Practice Makes Perfect: Uniformed Services University Students Learn Combat Casualty Care

Medical school students work on a simulated combat victim, while an instructor carefully observes during the Advanced Combat Medical Experience, a four-day field medical practicum held in August at the Uniformed Services University of the Health Sciences. (Photo Credit: Ian Neligh)

By Ian Neligh


The silence, thick with Maryland’s August humidity, breaks suddenly with shouting, simulated gunfire and combat. 

Five military medical school students rush through the trees to render aid. They come across a crisis actor on the ground with an amputation, pretending to squirm in pain. The man is wearing a cut suit. Fake blood is everywhere. 

An instructor looks on, analyzing, offering information, and questioning their decisions. The pressure is on and the teacher evaluates every choice the students make.

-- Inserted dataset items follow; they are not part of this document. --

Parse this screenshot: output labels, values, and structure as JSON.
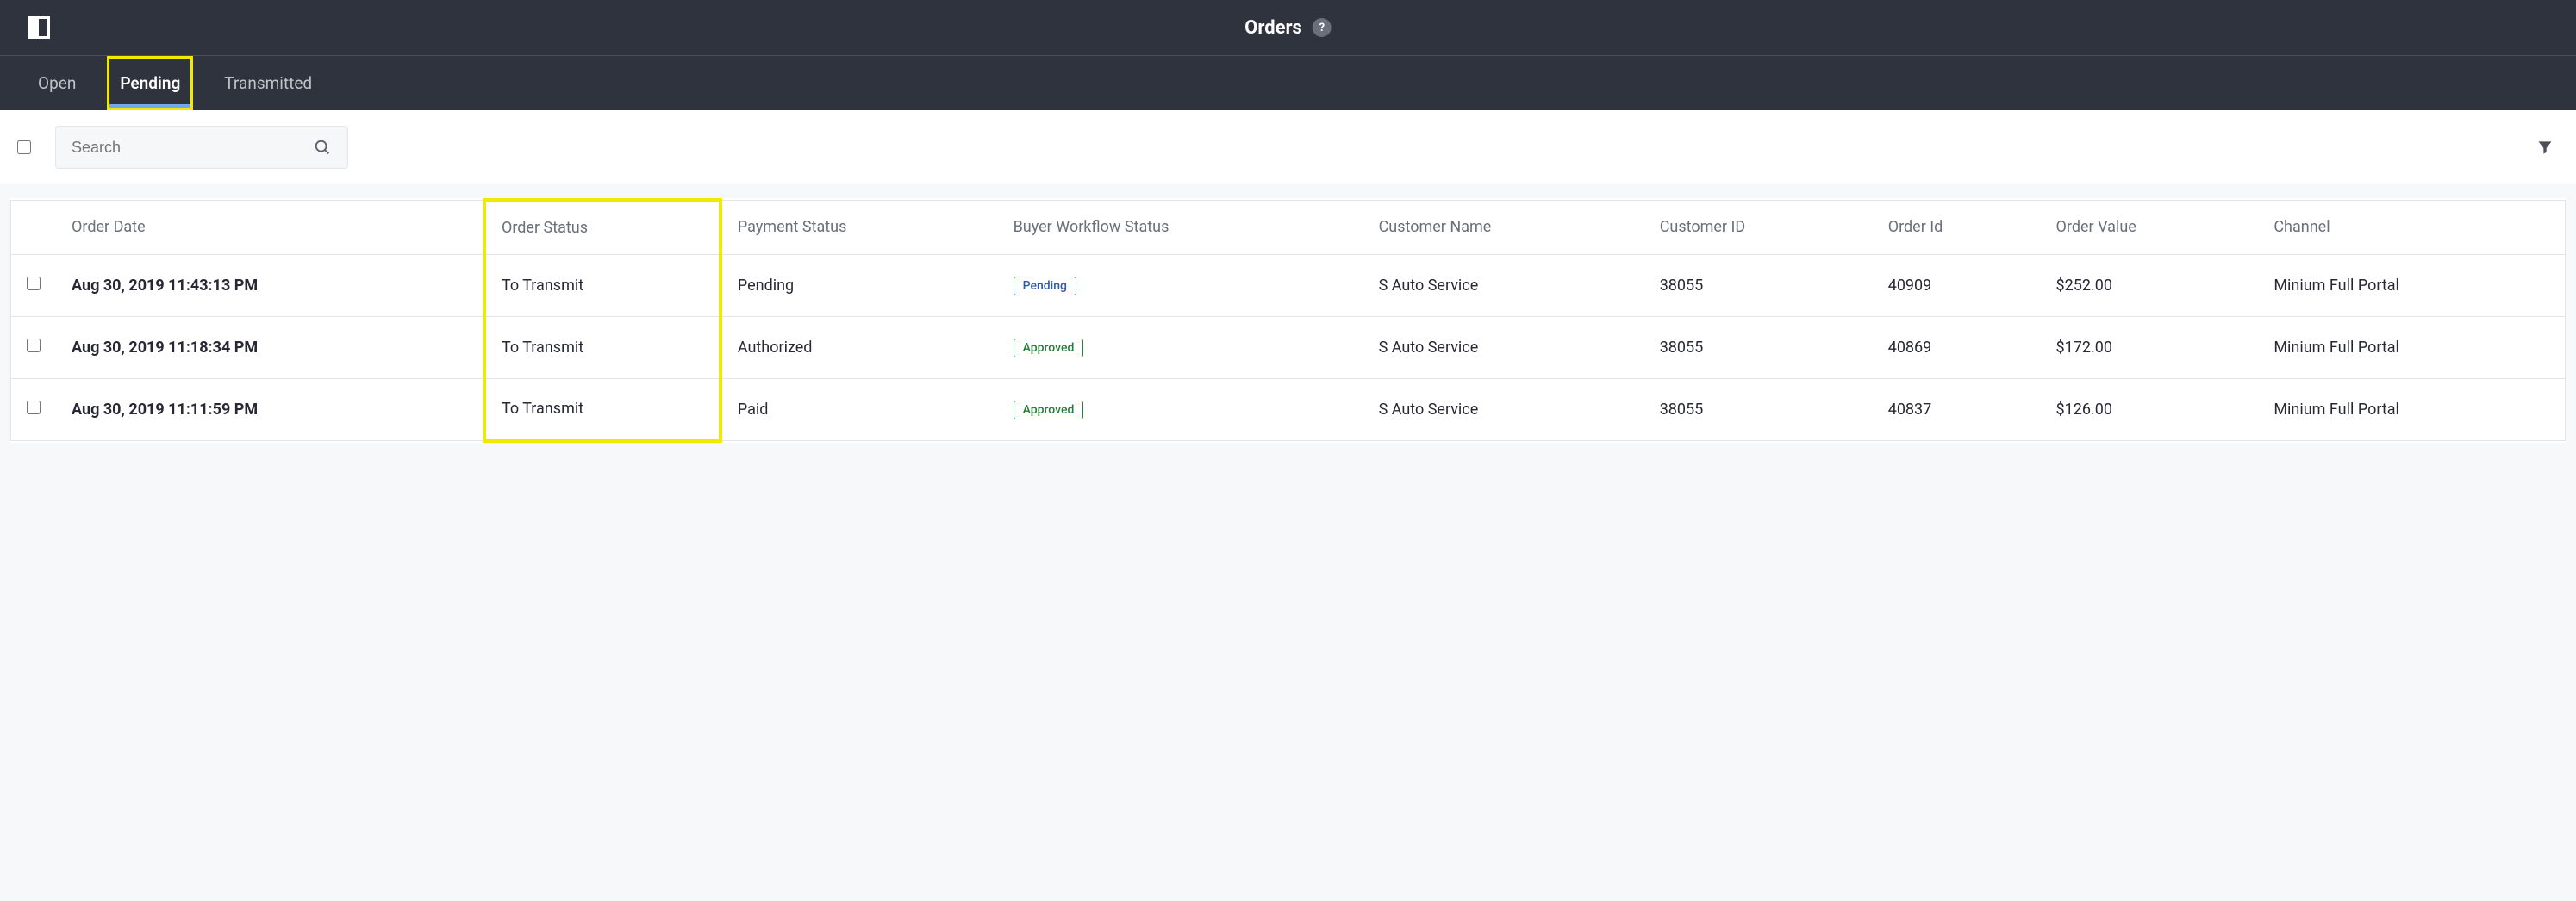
{
  "header": {
    "title": "Orders",
    "help_symbol": "?"
  },
  "tabs": [
    {
      "label": "Open",
      "active": false
    },
    {
      "label": "Pending",
      "active": true
    },
    {
      "label": "Transmitted",
      "active": false
    }
  ],
  "toolbar": {
    "search_placeholder": "Search"
  },
  "table": {
    "columns": {
      "order_date": "Order Date",
      "order_status": "Order Status",
      "payment_status": "Payment Status",
      "buyer_workflow_status": "Buyer Workflow Status",
      "customer_name": "Customer Name",
      "customer_id": "Customer ID",
      "order_id": "Order Id",
      "order_value": "Order Value",
      "channel": "Channel"
    },
    "rows": [
      {
        "order_date": "Aug 30, 2019 11:43:13 PM",
        "order_status": "To Transmit",
        "payment_status": "Pending",
        "buyer_workflow_status": "Pending",
        "buyer_workflow_kind": "pending",
        "customer_name": "S Auto Service",
        "customer_id": "38055",
        "order_id": "40909",
        "order_value": "$252.00",
        "channel": "Minium Full Portal"
      },
      {
        "order_date": "Aug 30, 2019 11:18:34 PM",
        "order_status": "To Transmit",
        "payment_status": "Authorized",
        "buyer_workflow_status": "Approved",
        "buyer_workflow_kind": "approved",
        "customer_name": "S Auto Service",
        "customer_id": "38055",
        "order_id": "40869",
        "order_value": "$172.00",
        "channel": "Minium Full Portal"
      },
      {
        "order_date": "Aug 30, 2019 11:11:59 PM",
        "order_status": "To Transmit",
        "payment_status": "Paid",
        "buyer_workflow_status": "Approved",
        "buyer_workflow_kind": "approved",
        "customer_name": "S Auto Service",
        "customer_id": "38055",
        "order_id": "40837",
        "order_value": "$126.00",
        "channel": "Minium Full Portal"
      }
    ]
  },
  "highlights": {
    "active_tab_box": true,
    "order_status_column_box": true
  }
}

The Advanced Combat Medical Experience (ACME), a four-day medical field practicum at the Uniformed Services University of the Health Sciences (USU), is intense — and that’s the point.

The experience allows students the chance to employ what they’ve learned over the preceding year at a series of different stations throughout a stretch of forest near the university. With actors wearing cut suits which simulate human anatomy, students are able to perform realistic medical procedures on the “patient”.

An instructor gives advice on how a team of medical school students should work on their simulated patient during the Advanced Combat Medical Experience. The exercise draws a host of different instructors with service and specialty backgrounds but all with expertise in combat medical care. (Photo Credit: Ian Neligh)
An instructor gives advice on how a team of medical school students should work on their simulated patient during the Advanced Combat Medical Experience.
The exercise draws a host of different instructors with a service and specialty backgrounds but all with expertise in combat medical care. (Photo Courtesy of
Ian Neligh, USU)

ACME is the first of several field practicums medical school students take part in over the four years of their training as they become military medical officers, with each building upon the last. 

Course director Navy Capt. (Dr) Sherri Rudinsky, an associate professor of Military and Emergency Medicine at USU, goes from station to station as students in teams of five, rush to apply tourniquets and other life-saving measures on actors and mannequins with mock injuries. 

“This is a culmination of their combat medical skills course over the preceding 12 months where they put it all together in the framework of ‘Tactical Combat Casualty Care,’” Rudinsky says. 

The concept behind the training is asking what life-threatening injuries a military physician might see on the battlefield and what can be done to save lives.

Rudinsky says the field practicum is also an opportunity for the students to use their knowledge and skills to help build confidence in what they’ve learned and gain experience employing small team communications and leadership skills. 

According to Rudinsky, the instructors and faculty involved in the ACME practicum come from a host of different service and specialty backgrounds but all with expertise in combat medical care. They include visiting military personnel with a wide spectrum of operational experience,  retired military physicians now practicing in the community, as well as active duty faculty assigned to USU and the National Capital Region.

A volunteer, wearing a surgical cut suit used to simulate combat injuries, waits while a team of medical school students assess her needs as an instructor takes notes during the Advanced Combat Medical Experience field practicum. (Photo Credit: Ian Neligh)
A volunteer, wearing a surgical cut suit used to simulate combat injuries, waits while a team of medical school students assess her needs as an instructor takes
notes during the Advanced Combat Medical Experience field practicum. (Photo courtesy of Ian Neligh, USU)

“The students tend to love it because this is the first time they get hands-on experience taking care of patients — even though they’re simulated patients,” Rudinsky says. “They enjoy getting outside and practicing medicine rather than simply reading about it and listening to lectures.”

Second-year medical student Air Force 2nd Lt. Grace Manno walks out of the forest with her team after finishing one of the practicum’s many encounters.

“I didn’t know what to expect going into it and had no idea what the environment was going to feel like,” Manno says. “…It made a lot of sense once we got out there. All the tactical movement that we had practiced, and once we ran up to our patient -- ours was a double amputee -- and we kind of knew immediately, ‘let’s throw some tourniquets on him and get him stabilized.’”

Manno says being able to work in a team and use what they’ve learned in a practical exercise was a great experience. 

“I think that the environment they’re creating … is a little bit more of a stressful setting for us to practice our skills — and just kind of puts it in perspective about why we’re here and why we’re at USU,” Manno says. “A lot of what we do is like any normal medical school, but this is the really cool aspect of being a USU student and being in military medicine.”